Squishing a stack of virus sheets generates enough electricity to power a small liquid crystal display. With increased power output, these virus films might one day use the beating of your heart to power a pacemaker, the researchers behind them say.
Piezoelectric materials build up charge when pushed or squeezed. These materials may be familiar to you: they generate the spark in a gas lighter, and motors powered by such materials vibrate some cell phones. Piezoelectric materials made of metals or polymers require large inputs of energy to build up a charge.

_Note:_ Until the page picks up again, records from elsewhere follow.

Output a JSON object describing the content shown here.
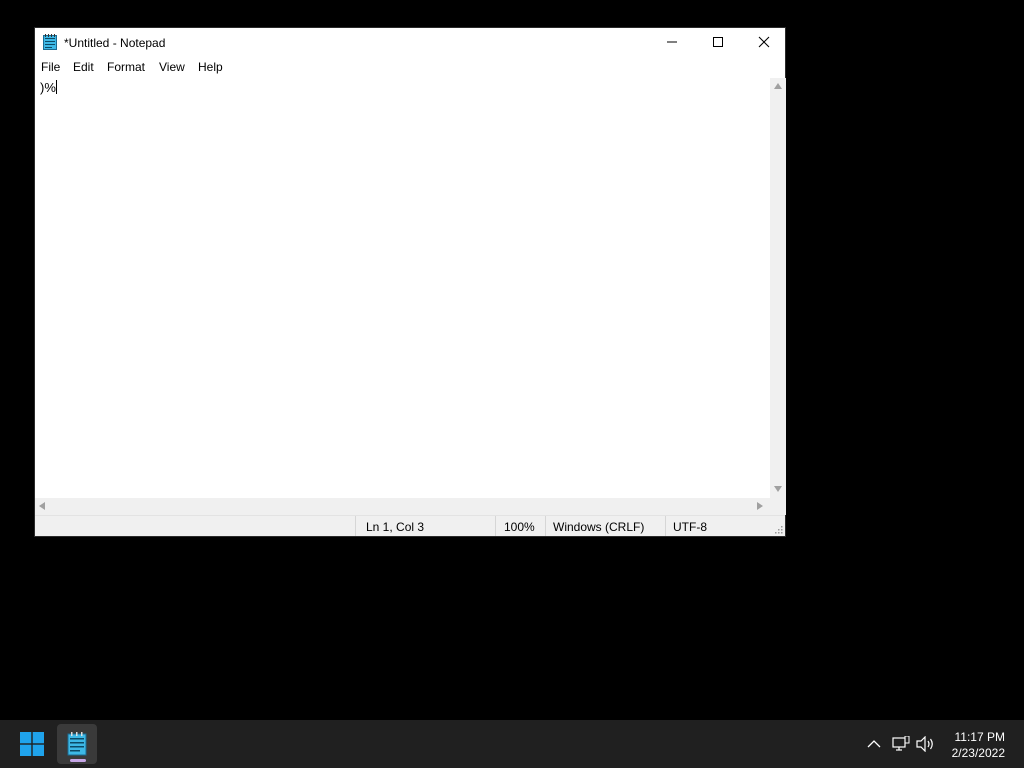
{
  "window": {
    "title": "*Untitled - Notepad",
    "controls": {
      "minimize": "minimize",
      "maximize": "maximize",
      "close": "close"
    }
  },
  "menu": {
    "items": [
      {
        "label": "File"
      },
      {
        "label": "Edit"
      },
      {
        "label": "Format"
      },
      {
        "label": "View"
      },
      {
        "label": "Help"
      }
    ]
  },
  "editor": {
    "content": ")%"
  },
  "status": {
    "position": "Ln 1, Col 3",
    "zoom": "100%",
    "line_ending": "Windows (CRLF)",
    "encoding": "UTF-8"
  },
  "taskbar": {
    "clock": {
      "time": "11:17 PM",
      "date": "2/23/2022"
    },
    "icons": [
      "windows-start-icon",
      "notepad-icon",
      "chevron-up-icon",
      "network-icon",
      "volume-icon"
    ]
  },
  "colors": {
    "taskbar_bg": "#202020",
    "start_accent": "#1fa3ec",
    "indicator": "#c6a6e6"
  }
}
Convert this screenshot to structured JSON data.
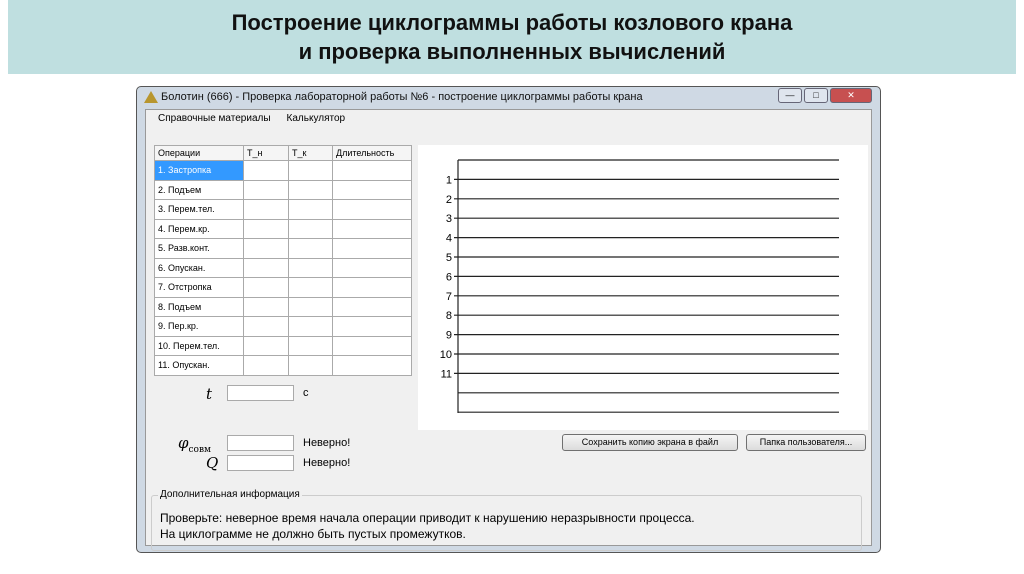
{
  "slide": {
    "title_line1": "Построение циклограммы работы козлового крана",
    "title_line2": "и проверка выполненных вычислений"
  },
  "window": {
    "title": "Болотин (666) - Проверка лабораторной работы №6 - построение циклограммы работы крана",
    "minimize": "—",
    "maximize": "□",
    "close": "✕"
  },
  "menu": [
    "Справочные материалы",
    "Калькулятор"
  ],
  "table": {
    "headers": [
      "Операции",
      "T_н",
      "T_к",
      "Длительность"
    ],
    "rows": [
      "1. Застропка",
      "2. Подъем",
      "3. Перем.тел.",
      "4. Перем.кр.",
      "5. Разв.конт.",
      "6. Опускан.",
      "7. Отстропка",
      "8. Подъем",
      "9. Пер.кр.",
      "10. Перем.тел.",
      "11. Опускан."
    ]
  },
  "chart_labels": [
    "1",
    "2",
    "3",
    "4",
    "5",
    "6",
    "7",
    "8",
    "9",
    "10",
    "11"
  ],
  "fields": {
    "t_label": "t",
    "t_unit": "с",
    "phi_label": "φ",
    "phi_sub": "совм",
    "phi_status": "Неверно!",
    "q_label": "Q",
    "q_status": "Неверно!"
  },
  "buttons": {
    "save": "Сохранить копию экрана в файл",
    "folder": "Папка пользователя..."
  },
  "info": {
    "title": "Дополнительная информация",
    "line1": "Проверьте: неверное время начала операции приводит к нарушению неразрывности процесса.",
    "line2": "На циклограмме не должно быть пустых промежутков."
  }
}
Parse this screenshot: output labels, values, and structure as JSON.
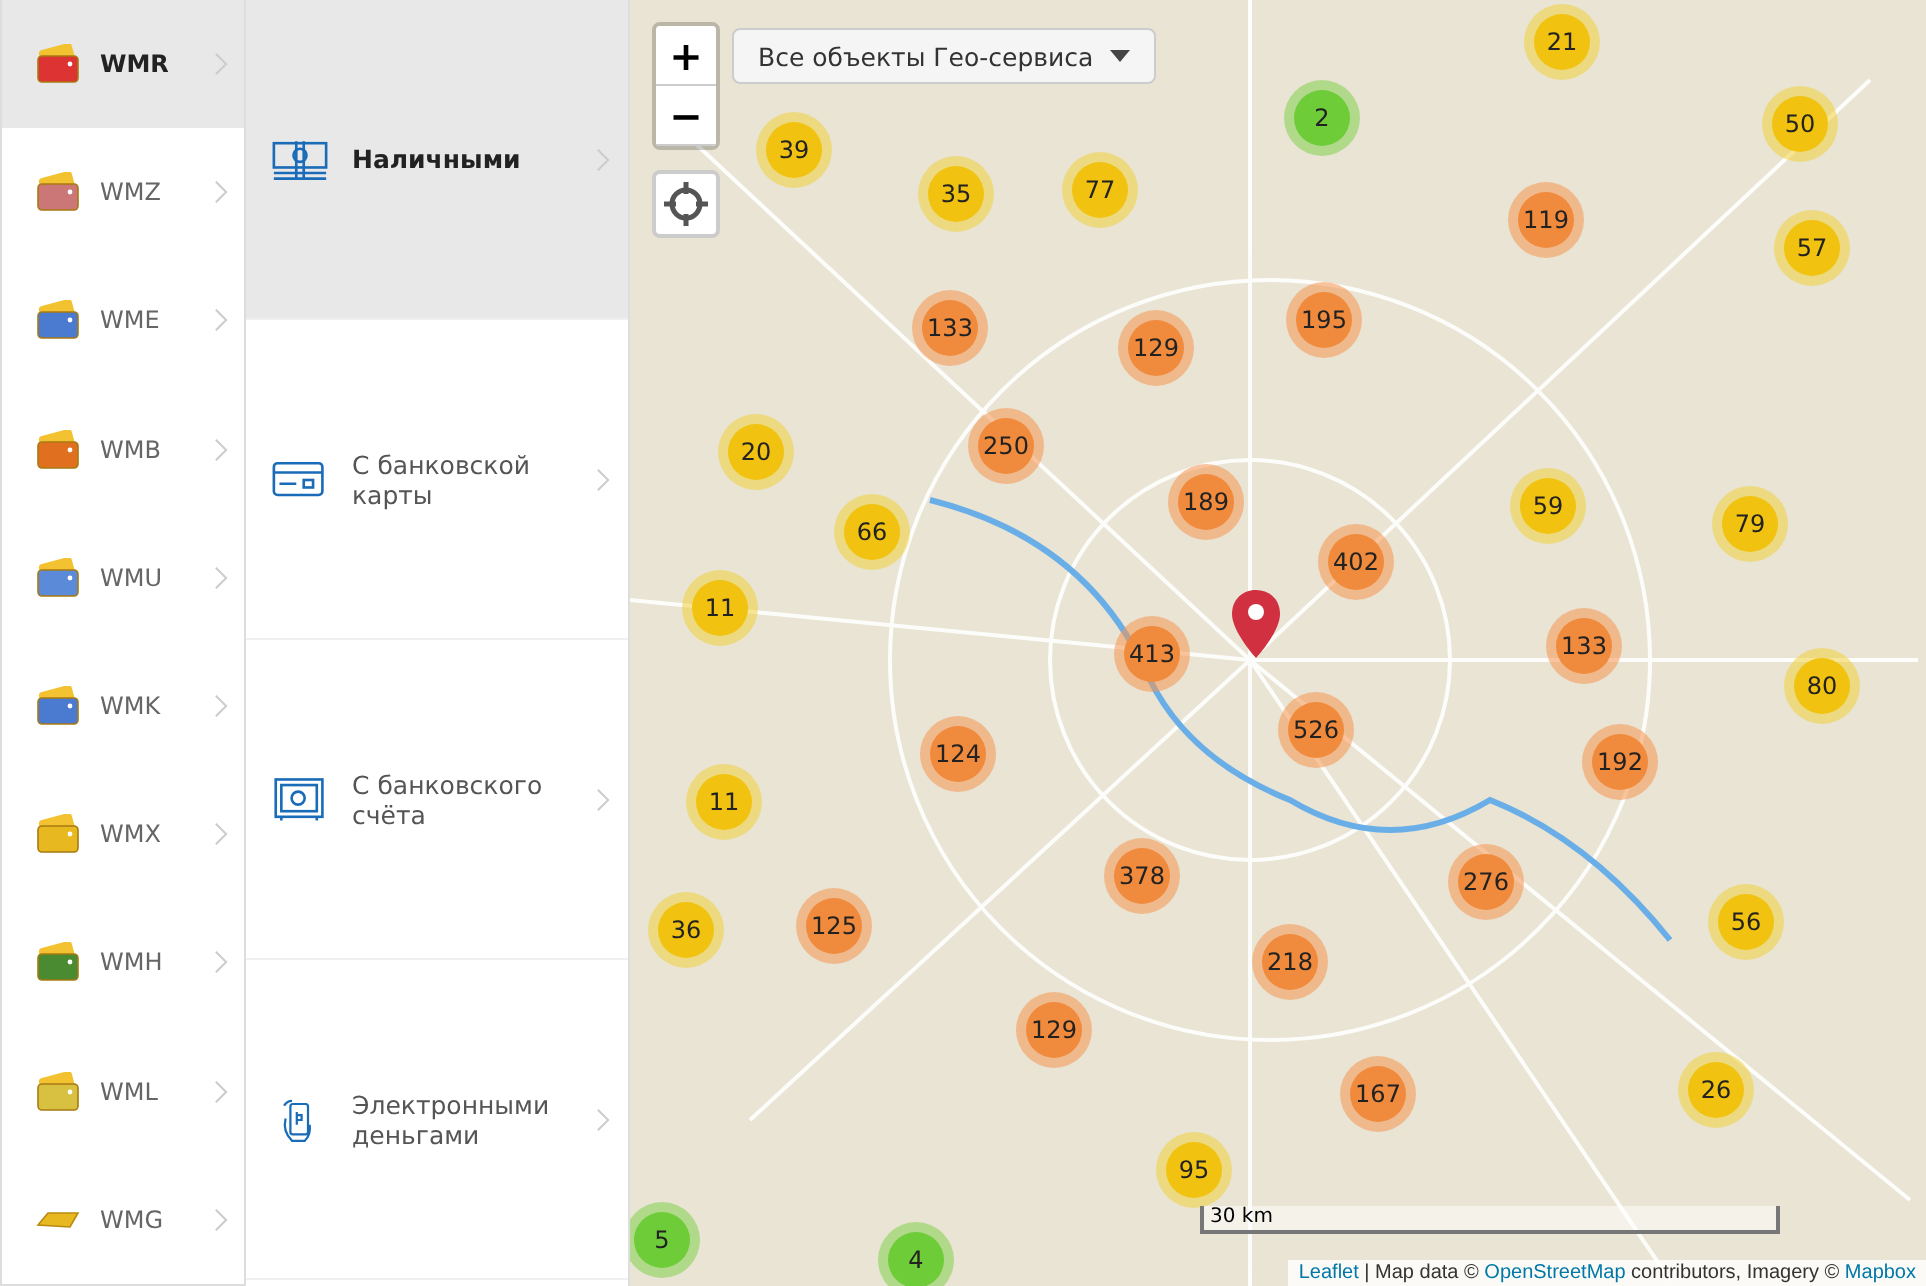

Bone, DNA, and protein fibers are weakly piezoelectric, but it’s hard to efficiently organize these materials on a large scale to yield electricity.
To handle this organizational issue, Seung-Wuk Lee, of the University of California in Berkeley and the Lawrence Berkeley National Laboratory, and his colleagues looked for a biomaterial that had intrinsic order and was easy to make. They settled on the M13 bacteriophage, a rod-shaped virus that only infects bacteria. One bacterium can produce one million copies of the virus within four hours, so starting material isn't a problem. And the virus neatly arranges itself in stacked rows when spread on a surface.
The researchers first tested the virus to see if it was piezoelectric. Instead of pushing on the virus and measuring a current, they looked for the opposite effect. They electrified a film made with the virus and watched for mechanical motion. The scientists saw the helical proteins covering the virus twist.